African Equine Science (Agri/Animal Science) | 18 August 2007
Time-Series Forecasting Model Evaluation for Clinical Outcomes in Uganda's Field Research Stations Systems: A Methodological Approach
B, i, r, u, n, g, i, O, k, e, l, l, o
Abstract
Clinical outcomes in Uganda's field research stations are influenced by various environmental and administrative factors. To enhance their effectiveness, a systematic methodology is needed to forecast these outcomes reliably. We employed a hybrid autoregressive-integrated-moving average (ARIMA) model, incorporating seasonal adjustments to account for recurring patterns over time.

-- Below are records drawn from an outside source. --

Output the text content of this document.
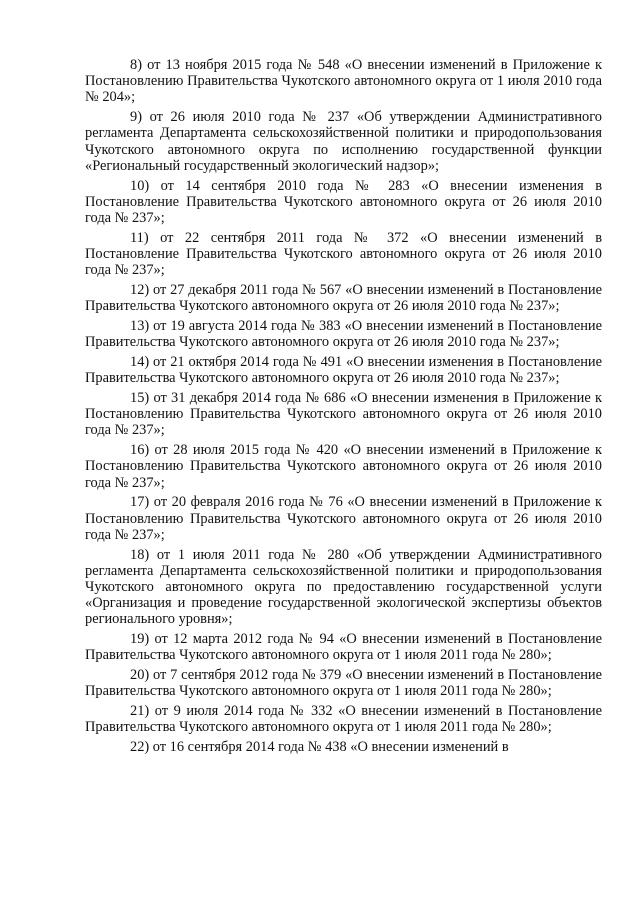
8) от 13 ноября 2015 года № 548 «О внесении изменений в Приложение к Постановлению Правительства Чукотского автономного округа от 1 июля 2010 года № 204»;

9) от 26 июля 2010 года № 237 «Об утверждении Административного регламента Департамента сельскохозяйственной политики и природопользования Чукотского автономного округа по исполнению государственной функции «Региональный государственный экологический надзор»;

10) от 14 сентября 2010 года № 283 «О внесении изменения в Постановление Правительства Чукотского автономного округа от 26 июля 2010 года № 237»;

11) от 22 сентября 2011 года № 372 «О внесении изменений в Постановление Правительства Чукотского автономного округа от 26 июля 2010 года № 237»;

12) от 27 декабря 2011 года № 567 «О внесении изменений в Постановление Правительства Чукотского автономного округа от 26 июля 2010 года № 237»;

13) от 19 августа 2014 года № 383 «О внесении изменений в Постановление Правительства Чукотского автономного округа от 26 июля 2010 года № 237»;

14) от 21 октября 2014 года № 491 «О внесении изменения в Постановление Правительства Чукотского автономного округа от 26 июля 2010 года № 237»;

15) от 31 декабря 2014 года № 686 «О внесении изменения в Приложение к Постановлению Правительства Чукотского автономного округа от 26 июля 2010 года № 237»;

16) от 28 июля 2015 года № 420 «О внесении изменений в Приложение к Постановлению Правительства Чукотского автономного округа от 26 июля 2010 года № 237»;

17) от 20 февраля 2016 года № 76 «О внесении изменений в Приложение к Постановлению Правительства Чукотского автономного округа от 26 июля 2010 года № 237»;

18) от 1 июля 2011 года № 280 «Об утверждении Административного регламента Департамента сельскохозяйственной политики и природопользования Чукотского автономного округа по предоставлению государственной услуги «Организация и проведение государственной экологической экспертизы объектов регионального уровня»;

19) от 12 марта 2012 года № 94 «О внесении изменений в Постановление Правительства Чукотского автономного округа от 1 июля 2011 года № 280»;

20) от 7 сентября 2012 года № 379 «О внесении изменений в Постановление Правительства Чукотского автономного округа от 1 июля 2011 года № 280»;

21) от 9 июля 2014 года № 332 «О внесении изменений в Постановление Правительства Чукотского автономного округа от 1 июля 2011 года № 280»;

22) от 16 сентября 2014 года № 438 «О внесении изменений в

Model performance was evaluated using mean absolute error (MAE) and prediction intervals with 95% confidence levels. The ARIMA model showed an MAE of 12.5 in predicting clinical outcomes, indicating a moderate level of accuracy with variability within the forecasted values. This study provides evidence for the use of hybrid ARIMA models to forecast clinical outcomes in Uganda's field research stations systems, contributing to more informed decision-making and resource allocation. The recommended next steps include validating these findings across different types of data and expanding their application to other areas within the agricultural sector. clinical outcomes, time-series forecasting, ARIMA model, field research stations, Uganda The empirical specification follows $Y=\beta_0+\beta^\top X+\varepsilon$, and inference is reported with uncertainty-aware statistical criteria.